Un grand vieillard chauve veillait sur cette école. Il était passionné, il reprenait ou louait ardemment. Sa voix était rude, son geste nerveux. Une flamme profonde demeurait dans ses yeux creux, la force de vivre habitait son visage plein de plis et ses lèvres violettes.

Et les durs étés n’avaient pas courbé sa taille.

Dionys le considéra avec crainte, car la faim était revenue, avec le désir d’une halte, d’un doux repas, de la compagnie d’hommes moins frustes que ceux qu’il avait hantés sur les routes.

Il éleva doucement sa flûte, il joua un hymne qu’il avait composé pour la mer cruelle et le glauque Poséidon.

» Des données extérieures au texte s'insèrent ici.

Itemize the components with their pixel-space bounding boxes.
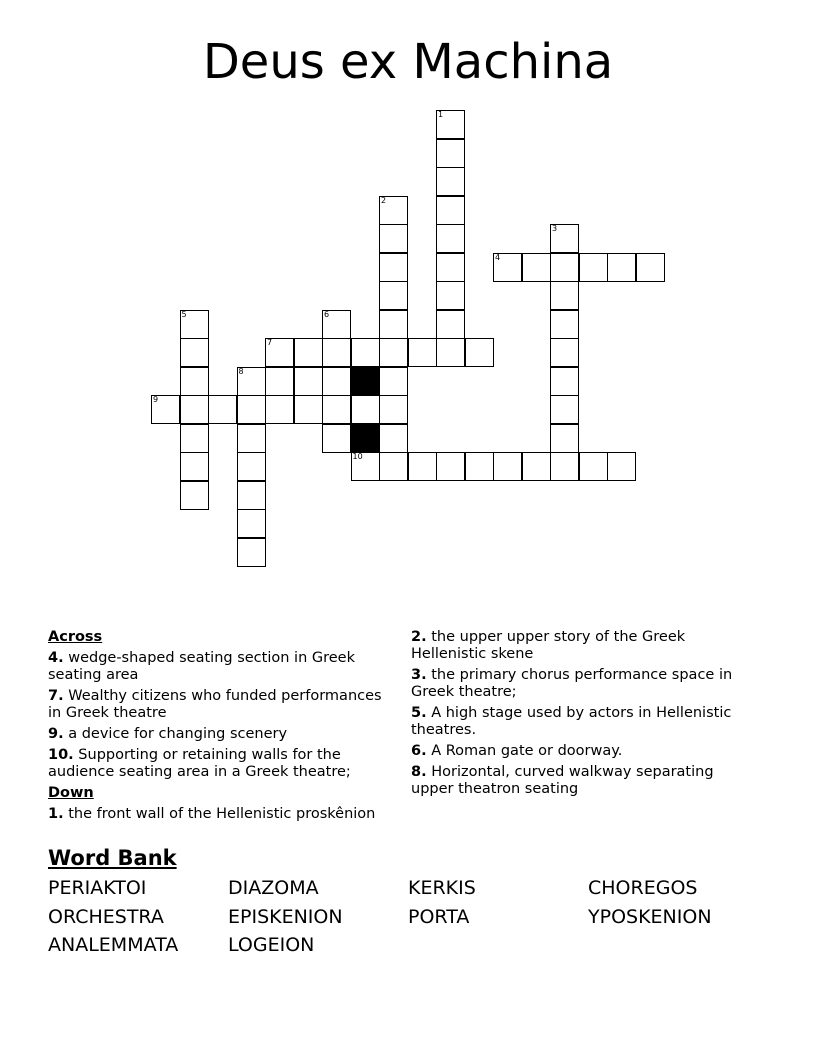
down-clue: [411, 629, 756, 663]
clue-number: 2.: [411, 629, 427, 645]
clue-text: Horizontal, curved walkway separating upper theatron seating: [411, 764, 714, 797]
crossword-cell[interactable]: [379, 310, 408, 339]
word-bank-item: EPISKENION: [228, 905, 343, 928]
crossword-cell[interactable]: [550, 338, 579, 367]
down-clue: [411, 743, 756, 760]
across-clue: [48, 650, 388, 684]
clue-number: 7.: [48, 688, 64, 704]
down-heading: Down: [48, 785, 94, 801]
crossword-cell[interactable]: [579, 253, 608, 282]
crossword-cell[interactable]: [436, 338, 465, 367]
crossword-cell[interactable]: [465, 338, 494, 367]
crossword-cell[interactable]: [180, 310, 209, 339]
clue-number: 10.: [48, 747, 74, 763]
down-clue: [411, 764, 756, 798]
down-clue: [411, 705, 756, 739]
clue-text: Supporting or retaining walls for the audience seating area in a Greek theatre;: [48, 747, 351, 780]
clues-left-column: [48, 629, 388, 827]
crossword-cell[interactable]: [351, 395, 380, 424]
crossword-cell[interactable]: [436, 452, 465, 481]
crossword-cell[interactable]: [237, 481, 266, 510]
crossword-cell[interactable]: [522, 452, 551, 481]
clue-number-label: 7: [267, 338, 273, 347]
crossword-cell[interactable]: [180, 338, 209, 367]
crossword-cell[interactable]: [237, 367, 266, 396]
crossword-cell[interactable]: [436, 224, 465, 253]
word-bank-item: DIAZOMA: [228, 877, 319, 899]
word-bank-item: LOGEION: [228, 934, 315, 956]
word-bank-item: CHOREGOS: [588, 877, 698, 899]
crossword-cell[interactable]: [436, 281, 465, 310]
clue-number: 5.: [411, 705, 427, 721]
crossword-cell[interactable]: [436, 139, 465, 168]
crossword-cell[interactable]: [265, 367, 294, 396]
crossword-cell[interactable]: [322, 424, 351, 453]
clue-number: 1.: [48, 806, 64, 822]
crossword-cell[interactable]: [265, 338, 294, 367]
crossword-cell[interactable]: [379, 367, 408, 396]
crossword-cell[interactable]: [465, 452, 494, 481]
word-bank-item: YPOSKENION: [588, 905, 712, 928]
crossword-cell[interactable]: [180, 395, 209, 424]
crossword-cell[interactable]: [322, 338, 351, 367]
word-bank: [48, 874, 768, 960]
crossword-cell[interactable]: [493, 253, 522, 282]
crossword-cell[interactable]: [522, 253, 551, 282]
crossword-cell[interactable]: [379, 224, 408, 253]
crossword-cell[interactable]: [180, 481, 209, 510]
crossword-cell[interactable]: [237, 395, 266, 424]
crossword-cell[interactable]: [550, 452, 579, 481]
word-bank-item: ANALEMMATA: [48, 934, 179, 956]
crossword-cell[interactable]: [436, 196, 465, 225]
crossword-cell[interactable]: [237, 452, 266, 481]
crossword-cell[interactable]: [237, 509, 266, 538]
crossword-cell[interactable]: [436, 253, 465, 282]
crossword-cell[interactable]: [550, 424, 579, 453]
crossword-cell[interactable]: [237, 538, 266, 567]
clues-right-column: [411, 629, 756, 802]
crossword-cell[interactable]: [294, 367, 323, 396]
crossword-cell[interactable]: [322, 367, 351, 396]
crossword-cell[interactable]: [607, 253, 636, 282]
clue-text: A Roman gate or doorway.: [431, 743, 623, 759]
crossword-cell[interactable]: [550, 395, 579, 424]
clue-text: the front wall of the Hellenistic proskênion: [68, 806, 376, 822]
clue-number-label: 10: [352, 452, 363, 461]
crossword-cell[interactable]: [408, 338, 437, 367]
clue-number: 4.: [48, 650, 64, 666]
clue-number-label: 8: [238, 366, 244, 376]
across-heading: Across: [48, 629, 103, 645]
clue-number-label: 5: [181, 309, 187, 319]
clue-number: 6.: [411, 743, 427, 759]
clue-number-label: 6: [324, 309, 330, 319]
crossword-block: [351, 367, 380, 396]
crossword-cell[interactable]: [180, 367, 209, 396]
crossword-cell[interactable]: [180, 452, 209, 481]
crossword-cell[interactable]: [379, 281, 408, 310]
crossword-cell[interactable]: [550, 367, 579, 396]
crossword-cell[interactable]: [151, 395, 180, 424]
down-clue: [48, 806, 388, 823]
crossword-block: [351, 424, 380, 453]
clue-text: a device for changing scenery: [68, 726, 288, 742]
crossword-cell[interactable]: [550, 310, 579, 339]
crossword-cell[interactable]: [550, 281, 579, 310]
crossword-cell[interactable]: [208, 395, 237, 424]
across-clue: [48, 688, 388, 722]
clue-text: A high stage used by actors in Hellenistic theatres.: [411, 705, 732, 738]
word-bank-item: KERKIS: [408, 877, 476, 899]
crossword-cell[interactable]: [408, 452, 437, 481]
crossword-cell[interactable]: [351, 338, 380, 367]
crossword-cell[interactable]: [379, 452, 408, 481]
clue-number: 9.: [48, 726, 64, 742]
word-bank-item: PERIAKTOI: [48, 877, 147, 899]
crossword-cell[interactable]: [493, 452, 522, 481]
clue-number: 8.: [411, 764, 427, 780]
page-title: Deus ex Machina: [202, 34, 614, 90]
clue-text: the primary chorus performance space in Greek theatre;: [411, 667, 733, 700]
crossword-cell[interactable]: [294, 395, 323, 424]
crossword-cell[interactable]: [237, 424, 266, 453]
crossword-cell[interactable]: [294, 338, 323, 367]
crossword-cell[interactable]: [379, 395, 408, 424]
crossword-cell[interactable]: [607, 452, 636, 481]
word-bank-title: Word Bank: [48, 846, 177, 870]
crossword-cell[interactable]: [322, 310, 351, 339]
word-bank-item: ORCHESTRA: [48, 905, 164, 928]
crossword-cell[interactable]: [322, 395, 351, 424]
clue-text: Wealthy citizens who funded performances in Greek theatre: [48, 688, 382, 721]
crossword-cell[interactable]: [579, 452, 608, 481]
word-bank-item: PORTA: [408, 905, 470, 928]
clue-number-label: 1: [438, 110, 444, 119]
crossword-cell[interactable]: [379, 338, 408, 367]
crossword-cell[interactable]: [550, 253, 579, 282]
crossword-cell[interactable]: [379, 424, 408, 453]
crossword-cell[interactable]: [379, 196, 408, 225]
clue-number-label: 4: [495, 252, 501, 262]
crossword-cell[interactable]: [379, 253, 408, 282]
crossword-cell[interactable]: [180, 424, 209, 453]
clue-number: 3.: [411, 667, 427, 683]
crossword-cell[interactable]: [636, 253, 665, 282]
crossword-cell[interactable]: [351, 452, 380, 481]
clue-number-label: 2: [381, 195, 387, 205]
crossword-cell[interactable]: [436, 167, 465, 196]
clue-text: the upper upper story of the Greek Hellenistic skene: [411, 629, 686, 662]
crossword-cell[interactable]: [265, 395, 294, 424]
crossword-cell[interactable]: [436, 310, 465, 339]
crossword-cell[interactable]: [550, 224, 579, 253]
across-clue: [48, 726, 388, 743]
across-clue: [48, 747, 388, 781]
clue-number-label: 3: [552, 224, 558, 233]
down-clue: [411, 667, 756, 701]
clue-number-label: 9: [153, 395, 159, 404]
clue-text: wedge-shaped seating section in Greek seating area: [48, 650, 355, 683]
crossword-cell[interactable]: [436, 110, 465, 139]
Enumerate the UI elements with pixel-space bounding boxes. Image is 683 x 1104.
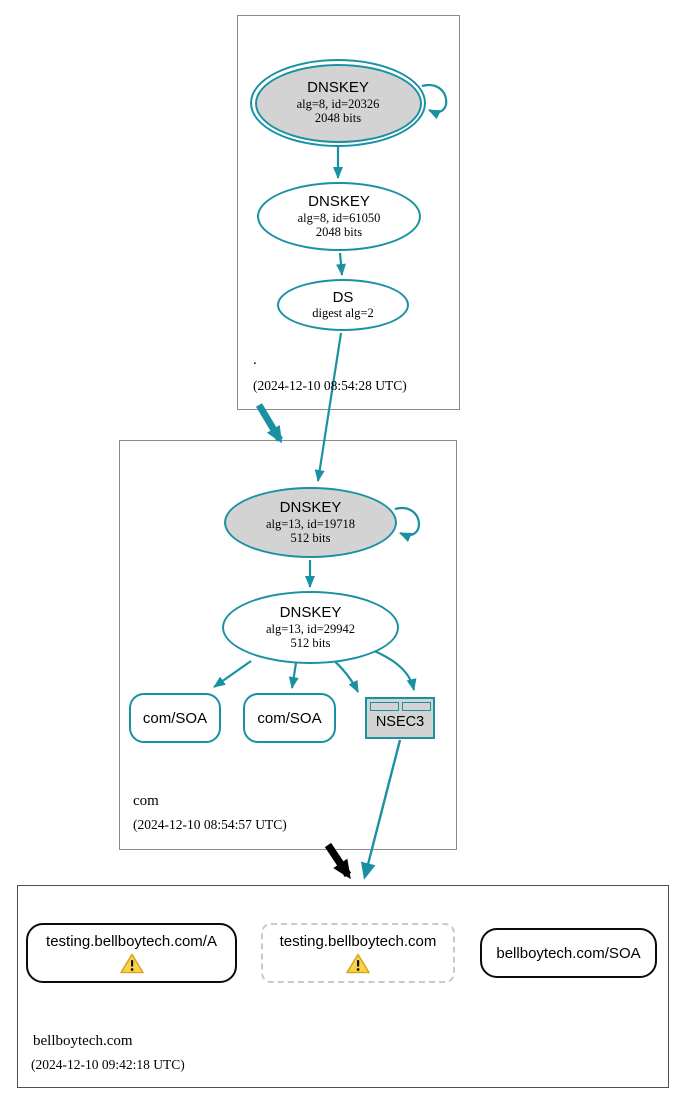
root-zsk-attr2: 2048 bits	[315, 224, 363, 239]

À cette voix, le vieillard s’arrêta et tendit l’oreille droite. Il ne montra ni plaisir, ni ennui, mais une attention profonde. Quand les cris de la syrinx se furent évanouis dans l’air bleu, il s’écria :

– Par les Dieux complices, étranger, tu m’as rappelé les routes poudreuses de l’Attique et les soirs clairs sur l’Agora. Tu mérites la louange des sages ! Dis-moi d’où tu viens et quel fut ton maître : certes il reçut en partage une habileté peu commune.

Dionys répondit :

– J’ai nom Dionys, et je viens de Syracuse. Mon père Archimède avait des vaisseaux sur la mer. La mer dévora ses biens, et les créanciers plus durs que la mer. Beaucoup de maîtres m’ont enseigné l’art des sons. Je vais à Rome où la vie est vaste.

– Elle est vaste, mais point douce ! répondit le vieillard.

Il était venu sur le pas de la porte. Il souriait, plein de souvenirs. Il lui plaisait que Dionys ne fût pas un vagabond élevé à l’aventure, car il espérait pouvoir dépenser un peu de ces paroles qui s’accumulaient en lui et que sa vieillesse lui rendait plus insupportable de ne pouvoir dire. Il entrevit une soirée éloquente, un convive à l’oreille attentive.

Il demanda avec avidité, dans la langue grecque :

– Tu as sans doute connu à Syracuse des artistes, des rhéteurs et des sophistes ?

– Archimède se plaisait à les voir, répondit le Sicilien. J’ai depuis l’enfance goûté leurs propos.